Further, digital lenses cut their resolution much lower down the scale than large format lenses. I just tested my 150 Sironar S and the thing was extremely crisp at f45. Sorry, f22 wasn't any better.
That interesting! Is this the lens? http://www.bhphotovideo.com/c/product/43853-USA/Rodenstock_160702_150mm_f_5_6_Apo_Sironar_S_Lens.html
It does mention in the overview that the ideal Working Aperture Range is f/11 -22.
What's this lens like at F11?
My understanding is a manufacturer will optimise a lens to produce best results over a particular range of apertures which are likely to be the most useful in relation to the format of camera the lens is designed for.
As far as I know, we have not yet defeated the laws of diffraction, although we are apparently working on it, constructing artificial materials through processes of nanotechnology.
The essential problem with all such comparisons involving different formats of cameras, using different lenses which may also have different performance characteristics even at the same aperture, is reconciling the test methodology with the principle of "best tool for the job".
It is a given, in the real world, that any good photographer will not only choose the particular format of camera that best suits his purposes, but also use his chosen format, and the selected lens that goes with it, in a way which produces the best results.
In my view, the purpose of these comparisons between different formats and types of cameras, is to learn in what circumstances
one format of camera may produce better results than the other.
Now it seems very clear to me, if the 8x10 format used at F32 cannot even closely match the resolution of the IQ180 used at F16, there's not much point in equalising DoF by using the 8x10 at F64. The differences would be even wider.
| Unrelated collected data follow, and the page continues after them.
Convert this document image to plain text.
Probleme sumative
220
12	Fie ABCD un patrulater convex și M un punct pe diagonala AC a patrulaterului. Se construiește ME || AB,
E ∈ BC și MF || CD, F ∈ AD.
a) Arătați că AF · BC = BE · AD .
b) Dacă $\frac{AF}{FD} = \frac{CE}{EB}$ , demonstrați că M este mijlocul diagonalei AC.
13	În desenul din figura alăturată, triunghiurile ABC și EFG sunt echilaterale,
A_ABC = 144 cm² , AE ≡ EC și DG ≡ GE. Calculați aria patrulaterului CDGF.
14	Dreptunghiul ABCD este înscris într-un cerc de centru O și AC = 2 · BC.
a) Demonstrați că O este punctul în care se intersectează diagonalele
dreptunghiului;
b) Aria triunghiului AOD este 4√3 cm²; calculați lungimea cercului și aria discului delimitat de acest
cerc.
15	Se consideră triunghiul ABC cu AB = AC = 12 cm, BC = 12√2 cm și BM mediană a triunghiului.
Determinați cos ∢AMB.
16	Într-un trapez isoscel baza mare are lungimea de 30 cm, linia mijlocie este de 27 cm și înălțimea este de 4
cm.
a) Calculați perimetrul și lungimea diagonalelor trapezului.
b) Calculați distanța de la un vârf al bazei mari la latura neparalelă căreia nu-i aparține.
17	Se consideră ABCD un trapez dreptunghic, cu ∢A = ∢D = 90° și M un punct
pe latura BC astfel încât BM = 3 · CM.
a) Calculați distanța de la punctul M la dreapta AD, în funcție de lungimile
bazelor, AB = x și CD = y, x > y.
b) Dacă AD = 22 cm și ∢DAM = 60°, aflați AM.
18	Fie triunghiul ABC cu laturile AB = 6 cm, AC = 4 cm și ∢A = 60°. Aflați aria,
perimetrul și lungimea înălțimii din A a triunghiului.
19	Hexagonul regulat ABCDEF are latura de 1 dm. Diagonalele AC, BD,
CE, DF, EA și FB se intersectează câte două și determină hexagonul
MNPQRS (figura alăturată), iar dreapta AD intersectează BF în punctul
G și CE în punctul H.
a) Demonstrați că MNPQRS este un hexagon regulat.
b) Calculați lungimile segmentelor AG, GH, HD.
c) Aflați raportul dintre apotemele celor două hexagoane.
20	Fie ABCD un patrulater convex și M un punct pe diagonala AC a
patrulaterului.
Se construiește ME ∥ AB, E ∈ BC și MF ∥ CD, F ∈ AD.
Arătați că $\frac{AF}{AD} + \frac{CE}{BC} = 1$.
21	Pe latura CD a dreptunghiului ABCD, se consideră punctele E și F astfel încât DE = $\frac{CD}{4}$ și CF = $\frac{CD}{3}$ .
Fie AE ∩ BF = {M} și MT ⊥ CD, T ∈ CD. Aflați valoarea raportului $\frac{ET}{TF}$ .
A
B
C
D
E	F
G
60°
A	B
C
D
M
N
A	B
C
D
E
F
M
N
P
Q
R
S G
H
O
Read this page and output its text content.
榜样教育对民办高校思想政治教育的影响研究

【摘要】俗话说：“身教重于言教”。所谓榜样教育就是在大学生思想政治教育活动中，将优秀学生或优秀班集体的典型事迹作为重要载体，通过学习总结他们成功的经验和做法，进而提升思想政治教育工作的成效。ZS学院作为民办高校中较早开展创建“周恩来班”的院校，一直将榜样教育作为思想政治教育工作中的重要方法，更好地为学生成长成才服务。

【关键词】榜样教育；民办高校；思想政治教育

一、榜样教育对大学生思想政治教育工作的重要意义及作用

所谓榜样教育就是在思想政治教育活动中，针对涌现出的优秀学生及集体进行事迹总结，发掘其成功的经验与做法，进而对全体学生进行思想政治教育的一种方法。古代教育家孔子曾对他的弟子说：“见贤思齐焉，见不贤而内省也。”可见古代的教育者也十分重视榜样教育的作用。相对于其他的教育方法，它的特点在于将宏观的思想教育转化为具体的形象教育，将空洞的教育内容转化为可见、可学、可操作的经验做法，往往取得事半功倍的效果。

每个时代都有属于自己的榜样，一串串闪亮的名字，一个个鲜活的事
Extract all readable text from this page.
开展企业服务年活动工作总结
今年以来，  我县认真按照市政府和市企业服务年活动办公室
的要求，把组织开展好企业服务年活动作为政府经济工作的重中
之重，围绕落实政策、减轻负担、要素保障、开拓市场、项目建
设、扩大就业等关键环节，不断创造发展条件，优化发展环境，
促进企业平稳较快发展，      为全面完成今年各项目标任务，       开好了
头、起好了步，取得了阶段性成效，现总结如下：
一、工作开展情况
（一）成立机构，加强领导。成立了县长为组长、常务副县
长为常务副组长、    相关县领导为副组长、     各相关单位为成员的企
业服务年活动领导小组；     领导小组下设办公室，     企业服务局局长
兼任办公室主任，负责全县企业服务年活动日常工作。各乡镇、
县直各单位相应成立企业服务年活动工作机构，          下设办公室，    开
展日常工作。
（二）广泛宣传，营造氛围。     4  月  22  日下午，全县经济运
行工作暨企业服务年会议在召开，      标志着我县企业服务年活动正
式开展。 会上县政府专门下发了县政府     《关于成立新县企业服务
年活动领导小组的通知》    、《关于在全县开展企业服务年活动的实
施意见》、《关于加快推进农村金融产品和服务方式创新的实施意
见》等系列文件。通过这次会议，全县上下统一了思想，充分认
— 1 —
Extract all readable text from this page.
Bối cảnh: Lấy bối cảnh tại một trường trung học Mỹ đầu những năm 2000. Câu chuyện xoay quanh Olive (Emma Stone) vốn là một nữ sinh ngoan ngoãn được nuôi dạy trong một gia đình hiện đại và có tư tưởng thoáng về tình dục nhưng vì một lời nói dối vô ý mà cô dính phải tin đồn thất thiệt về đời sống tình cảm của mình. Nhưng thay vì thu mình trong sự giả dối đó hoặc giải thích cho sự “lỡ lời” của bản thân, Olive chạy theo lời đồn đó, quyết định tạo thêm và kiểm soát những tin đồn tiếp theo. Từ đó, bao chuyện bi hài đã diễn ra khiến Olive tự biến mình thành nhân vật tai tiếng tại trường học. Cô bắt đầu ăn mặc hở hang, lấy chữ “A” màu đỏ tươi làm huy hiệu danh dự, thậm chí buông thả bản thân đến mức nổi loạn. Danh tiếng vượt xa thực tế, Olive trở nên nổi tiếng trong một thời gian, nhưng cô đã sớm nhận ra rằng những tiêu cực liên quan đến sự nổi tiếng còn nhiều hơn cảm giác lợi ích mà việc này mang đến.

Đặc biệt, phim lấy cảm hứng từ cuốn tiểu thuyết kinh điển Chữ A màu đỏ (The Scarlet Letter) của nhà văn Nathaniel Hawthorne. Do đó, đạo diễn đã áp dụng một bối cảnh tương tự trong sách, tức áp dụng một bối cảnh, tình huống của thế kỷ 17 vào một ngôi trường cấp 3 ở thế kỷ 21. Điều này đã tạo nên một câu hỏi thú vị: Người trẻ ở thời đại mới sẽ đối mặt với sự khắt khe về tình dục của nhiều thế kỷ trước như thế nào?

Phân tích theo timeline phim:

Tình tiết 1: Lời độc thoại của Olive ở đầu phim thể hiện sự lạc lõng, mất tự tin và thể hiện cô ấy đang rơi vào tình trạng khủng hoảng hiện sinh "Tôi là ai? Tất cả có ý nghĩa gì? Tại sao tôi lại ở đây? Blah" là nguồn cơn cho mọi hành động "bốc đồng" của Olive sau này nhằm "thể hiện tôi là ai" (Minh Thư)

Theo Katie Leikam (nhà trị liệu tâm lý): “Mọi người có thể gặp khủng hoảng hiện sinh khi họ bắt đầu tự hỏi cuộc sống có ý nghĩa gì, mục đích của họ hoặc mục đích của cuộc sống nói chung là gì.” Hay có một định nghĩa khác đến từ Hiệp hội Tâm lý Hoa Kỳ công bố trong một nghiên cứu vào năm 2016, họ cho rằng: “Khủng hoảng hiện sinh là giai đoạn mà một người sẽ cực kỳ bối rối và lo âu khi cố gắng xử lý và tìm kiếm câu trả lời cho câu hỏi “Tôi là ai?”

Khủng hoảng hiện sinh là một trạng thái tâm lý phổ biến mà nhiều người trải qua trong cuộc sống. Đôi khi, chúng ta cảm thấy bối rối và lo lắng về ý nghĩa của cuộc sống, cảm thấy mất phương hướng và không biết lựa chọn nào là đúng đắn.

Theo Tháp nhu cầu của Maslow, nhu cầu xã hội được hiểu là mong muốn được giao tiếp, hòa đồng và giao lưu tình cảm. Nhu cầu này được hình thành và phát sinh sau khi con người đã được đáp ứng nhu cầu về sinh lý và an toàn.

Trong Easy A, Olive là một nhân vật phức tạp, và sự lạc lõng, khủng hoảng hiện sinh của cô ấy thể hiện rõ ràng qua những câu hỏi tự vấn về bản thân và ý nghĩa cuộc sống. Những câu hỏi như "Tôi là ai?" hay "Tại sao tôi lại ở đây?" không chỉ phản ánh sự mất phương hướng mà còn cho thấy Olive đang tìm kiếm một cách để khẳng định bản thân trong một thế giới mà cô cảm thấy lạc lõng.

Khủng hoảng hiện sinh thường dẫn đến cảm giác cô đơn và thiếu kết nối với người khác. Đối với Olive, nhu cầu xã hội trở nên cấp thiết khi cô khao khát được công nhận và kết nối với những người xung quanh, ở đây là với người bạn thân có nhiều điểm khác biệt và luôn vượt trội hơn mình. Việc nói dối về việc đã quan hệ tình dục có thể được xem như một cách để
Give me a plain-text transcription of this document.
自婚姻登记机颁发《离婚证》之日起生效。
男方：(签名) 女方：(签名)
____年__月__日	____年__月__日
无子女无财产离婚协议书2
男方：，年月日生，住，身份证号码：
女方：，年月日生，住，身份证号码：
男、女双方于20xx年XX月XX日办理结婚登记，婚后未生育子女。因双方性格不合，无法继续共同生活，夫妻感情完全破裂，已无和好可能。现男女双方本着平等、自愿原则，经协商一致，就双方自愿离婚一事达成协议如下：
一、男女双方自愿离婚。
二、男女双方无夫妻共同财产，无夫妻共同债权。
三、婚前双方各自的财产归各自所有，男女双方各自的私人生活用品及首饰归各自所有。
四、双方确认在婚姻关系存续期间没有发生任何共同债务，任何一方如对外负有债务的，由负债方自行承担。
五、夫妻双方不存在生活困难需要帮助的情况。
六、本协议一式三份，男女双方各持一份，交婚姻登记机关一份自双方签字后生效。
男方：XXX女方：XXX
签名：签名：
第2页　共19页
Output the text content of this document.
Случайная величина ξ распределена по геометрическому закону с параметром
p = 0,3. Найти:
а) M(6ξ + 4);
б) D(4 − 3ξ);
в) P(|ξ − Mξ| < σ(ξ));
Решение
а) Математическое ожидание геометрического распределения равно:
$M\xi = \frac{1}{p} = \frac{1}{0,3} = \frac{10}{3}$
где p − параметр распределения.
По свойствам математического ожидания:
I think the results of this test are very clear, that in situations where a reasonably long DoF is desired, the IQ180 without a shadow of a doubt produces better image quality than 8x10 film (at least the film types in the test).
What is missing from this test is a comparison at the shallow end of DoF. For example the IQ180 at F2.8 versus the 8x10 format at F11 or F13. Would this situation favour the 8x10? Somehow, I doubt it, but it would be good to see a comparison, perhaps of a still-life taken in the studio.
I notice that Markus has rescanned the results at a higher resolution which has had the effect of narrowing the differences slightly, but not changing the over all conclusion.